MEXICO CITY (Reuters) – Members of Mexico’s security cabinet will be in the United States this week to meet with U.S. officials about the trafficking of synthetic opioid fentanyl, Mexican President Andres Manuel Lopez Obrador said Monday.
The meeting’s agenda will include other topics, including arms trafficking, the president said, without providing details on which U.S. officials would participate.
Some U.S. lawmakers have been calling on the Biden administration to take a harder line and ratchet up pressure on Mexico to crack down on the fentanyl trafficking. A handful of Republican legislators have even called for the U.S. military to bomb Mexican cartels and their labs inside Mexico.
Fentanyl overdoses killed more than 100,000 people in the U.S. last year, according to data from the U.S. Centers for Disease Control and Prevention (CDC). U.S. officials say almost all fentanyl on U.S. streets is mass produced by powerful crime groups on Mexican soil, a claim Lopez Obrador denies.

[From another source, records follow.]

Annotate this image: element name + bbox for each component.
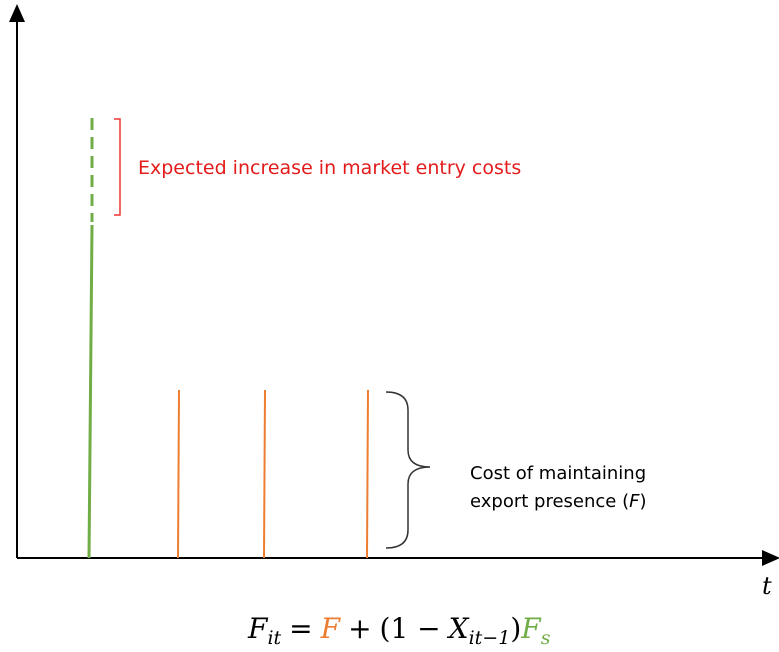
annotation: Cost of maintaining	[470, 463, 646, 484]
orange-bar	[177, 389, 180, 559]
formula-part: +	[348, 612, 371, 645]
red-bracket	[114, 118, 121, 216]
annotation: Expected increase in market entry costs	[138, 157, 521, 179]
formula-sub: it	[267, 627, 281, 649]
annotation-text: )	[639, 491, 646, 512]
annotation-text: Cost of maintaining	[470, 463, 646, 484]
formula-part: =	[289, 612, 312, 645]
brace	[385, 391, 431, 549]
green-bar	[87, 224, 94, 559]
formula-part: (1 −	[380, 612, 441, 645]
formula-part: F	[320, 612, 342, 645]
formula-part: X	[447, 612, 470, 645]
formula-part: F	[520, 612, 542, 645]
annotation: export presence (F)	[470, 491, 647, 512]
formula-part: )	[510, 612, 521, 645]
annotation-text: export presence (	[470, 491, 629, 512]
formula-sub: s	[541, 627, 551, 649]
orange-bar	[366, 389, 369, 559]
annotation-symbol: F	[629, 491, 640, 512]
formula: Fit = F + (1 − Xit−1)Fs	[247, 612, 551, 649]
axis-label: t	[762, 572, 772, 600]
formula-sub: it−1	[469, 627, 511, 649]
orange-bar	[263, 389, 266, 559]
formula-part: F	[247, 612, 269, 645]
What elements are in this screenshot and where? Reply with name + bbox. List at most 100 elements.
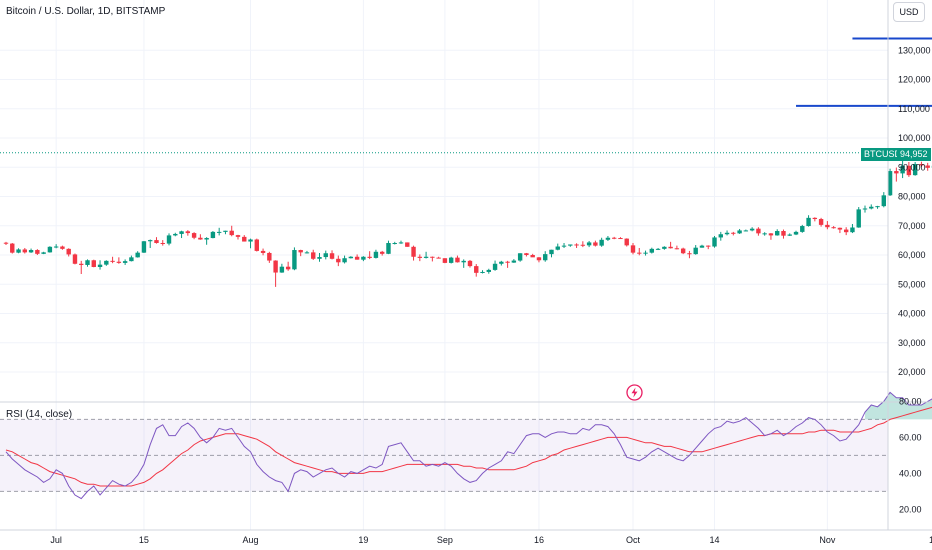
price-tick-label: 90,000 xyxy=(898,162,926,172)
candle xyxy=(724,230,730,236)
candle xyxy=(549,249,554,258)
candle xyxy=(279,263,285,273)
candle-body xyxy=(687,253,692,255)
candle-body xyxy=(160,243,165,245)
chart-title: Bitcoin / U.S. Dollar, 1D, BITSTAMP xyxy=(6,6,166,17)
candle xyxy=(668,241,673,249)
candle xyxy=(273,260,278,287)
rsi-band-background xyxy=(0,418,888,492)
candle xyxy=(110,256,115,264)
candle-body xyxy=(373,251,379,258)
candle xyxy=(649,247,655,254)
candle xyxy=(756,227,761,236)
candle-body xyxy=(204,238,209,240)
candle-body xyxy=(480,271,485,273)
candle xyxy=(737,228,742,234)
candle-body xyxy=(254,239,259,251)
candle xyxy=(856,207,861,228)
drawing-layer[interactable] xyxy=(796,37,932,238)
candle-body xyxy=(517,253,523,261)
candle xyxy=(285,261,291,271)
rsi-series xyxy=(5,391,932,500)
price-tick-label: 130,000 xyxy=(898,45,931,55)
currency-button[interactable]: USD xyxy=(893,2,925,22)
candle xyxy=(831,226,836,229)
candle xyxy=(480,270,485,274)
candle xyxy=(499,260,504,266)
candle-body xyxy=(762,233,767,235)
candle xyxy=(185,230,191,236)
candle xyxy=(712,235,717,248)
candle xyxy=(448,256,454,264)
candle-body xyxy=(398,242,404,244)
candle xyxy=(718,231,723,241)
candle xyxy=(254,238,259,252)
candle xyxy=(72,253,78,265)
candle-body xyxy=(925,165,930,168)
symbol-tag: BTCUSD xyxy=(861,148,905,161)
time-tick-label: Sep xyxy=(437,535,453,545)
time-tick-label: 18 xyxy=(929,535,932,545)
candle xyxy=(386,240,391,255)
candle xyxy=(210,231,216,239)
candle xyxy=(223,230,228,235)
candle-body xyxy=(455,257,460,263)
candle xyxy=(204,237,209,245)
candle-body xyxy=(47,246,53,253)
candle-body xyxy=(298,250,303,253)
candle-body xyxy=(380,251,385,254)
lightning-bolt-icon[interactable] xyxy=(626,384,643,401)
candle-body xyxy=(593,242,598,246)
candle xyxy=(298,249,303,257)
time-tick-label: Aug xyxy=(243,535,259,545)
candle-body xyxy=(768,233,774,236)
candle-body xyxy=(317,257,322,259)
price-tick-label: 100,000 xyxy=(898,133,931,143)
candle-body xyxy=(530,255,535,258)
candle-body xyxy=(668,246,673,249)
candle-body xyxy=(699,245,705,248)
candle xyxy=(511,259,517,263)
candle-body xyxy=(674,248,680,250)
candle-body xyxy=(599,239,604,246)
candle xyxy=(925,162,930,171)
candle-body xyxy=(643,252,648,254)
candle-body xyxy=(869,206,874,209)
candle-body xyxy=(825,224,830,228)
candle-body xyxy=(198,237,203,240)
candle xyxy=(229,225,234,237)
candle-body xyxy=(53,246,59,248)
candle xyxy=(148,239,153,248)
candle-body xyxy=(655,248,661,250)
candle-body xyxy=(524,253,529,255)
price-tick-label: 20,000 xyxy=(898,367,926,377)
candle-body xyxy=(405,242,410,247)
candle-body xyxy=(129,257,134,262)
candle-body xyxy=(35,250,40,254)
candle xyxy=(474,264,479,277)
candle xyxy=(580,241,586,248)
candle xyxy=(467,259,473,268)
candle-body xyxy=(3,242,9,244)
time-tick-label: Nov xyxy=(819,535,836,545)
candle-body xyxy=(104,260,109,265)
candle-body xyxy=(135,252,140,258)
candle-body xyxy=(862,208,868,210)
candle xyxy=(894,167,899,182)
rsi-line xyxy=(5,391,932,500)
candle xyxy=(800,224,805,233)
time-tick-label: 19 xyxy=(358,535,368,545)
candle-body xyxy=(411,246,416,257)
price-tick-label: 120,000 xyxy=(898,75,931,85)
time-tick-label: 16 xyxy=(534,535,544,545)
candle xyxy=(492,260,498,271)
candle xyxy=(787,233,792,236)
candle xyxy=(160,240,165,246)
candle-body xyxy=(499,261,504,264)
candle-body xyxy=(800,226,805,232)
candle-body xyxy=(79,263,84,265)
candle xyxy=(887,168,893,196)
candle xyxy=(693,245,698,255)
candle-body xyxy=(392,243,397,245)
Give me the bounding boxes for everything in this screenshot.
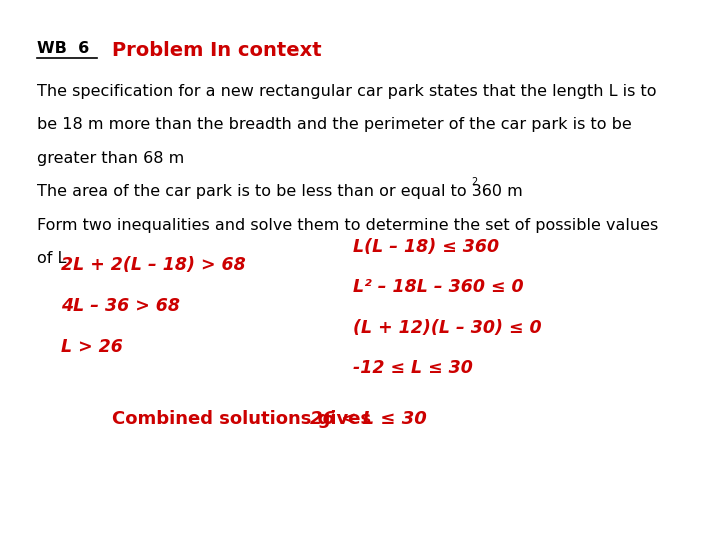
Text: WB  6: WB 6 [37,41,90,56]
Text: Combined solutions gives: Combined solutions gives [112,410,371,428]
Text: greater than 68 m: greater than 68 m [37,151,185,166]
Text: The area of the car park is to be less than or equal to 360 m: The area of the car park is to be less t… [37,184,523,199]
Text: L > 26: L > 26 [61,338,123,355]
Text: 2L + 2(L – 18) > 68: 2L + 2(L – 18) > 68 [61,256,246,274]
Text: Form two inequalities and solve them to determine the set of possible values: Form two inequalities and solve them to … [37,218,659,233]
Text: -12 ≤ L ≤ 30: -12 ≤ L ≤ 30 [353,359,472,377]
Text: L² – 18L – 360 ≤ 0: L² – 18L – 360 ≤ 0 [353,278,523,296]
Text: 4L – 36 > 68: 4L – 36 > 68 [61,297,180,315]
Text: 2: 2 [471,177,477,187]
Text: be 18 m more than the breadth and the perimeter of the car park is to be: be 18 m more than the breadth and the pe… [37,117,632,132]
Text: of L: of L [37,251,67,266]
Text: (L + 12)(L – 30) ≤ 0: (L + 12)(L – 30) ≤ 0 [353,319,541,336]
Text: 26 < L ≤ 30: 26 < L ≤ 30 [310,410,426,428]
Text: L(L – 18) ≤ 360: L(L – 18) ≤ 360 [353,238,499,255]
Text: The specification for a new rectangular car park states that the length L is to: The specification for a new rectangular … [37,84,657,99]
Text: Problem In context: Problem In context [112,41,321,60]
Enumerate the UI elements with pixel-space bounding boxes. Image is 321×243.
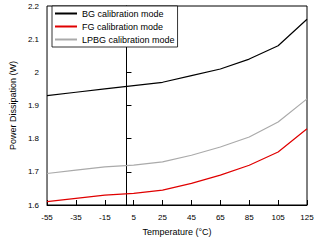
svg-text:45: 45 [187,213,196,222]
svg-text:BG calibration mode: BG calibration mode [82,9,164,19]
svg-text:2.1: 2.1 [28,35,40,44]
svg-text:85: 85 [245,213,254,222]
svg-text:-15: -15 [99,213,111,222]
svg-text:125: 125 [300,213,314,222]
svg-text:1.8: 1.8 [28,134,40,143]
svg-text:25: 25 [158,213,167,222]
svg-text:65: 65 [216,213,225,222]
svg-text:105: 105 [271,213,285,222]
svg-text:Temperature (°C): Temperature (°C) [142,227,211,237]
svg-text:1.7: 1.7 [28,167,40,176]
svg-text:5: 5 [131,213,136,222]
svg-text:-35: -35 [70,213,82,222]
svg-text:2: 2 [35,68,40,77]
svg-text:FG calibration mode: FG calibration mode [82,22,163,32]
svg-text:1.6: 1.6 [28,201,40,210]
svg-text:LPBG calibration mode: LPBG calibration mode [82,35,175,45]
svg-text:1.9: 1.9 [28,101,40,110]
svg-text:2.2: 2.2 [28,2,40,11]
svg-text:-55: -55 [41,213,53,222]
svg-text:Power Dissipation (W): Power Dissipation (W) [8,61,18,150]
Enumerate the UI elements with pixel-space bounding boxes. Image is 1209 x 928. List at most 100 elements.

China last week responded to a late-March letter from Lopez Obrador asking for help on shipments of fentanyl, saying there is no illegal trafficking of the opioid between China and Mexico.
The letter and China’s response did not mention supplies of the precursor chemicals used to make fentanyl.
Lopez Obrador on Monday repeated that no fentanyl is synthesized inside Mexico, a claim the U.S. Drug Enforcement Administration (DEA) disputes.
“In Mexico fentanyl is not produced, the raw material for fentanyl is not produced. If China’s government says they do not produce it either, then it is interesting. Who is producing it?,” Lopez Obrador said during a regular news conference Monday.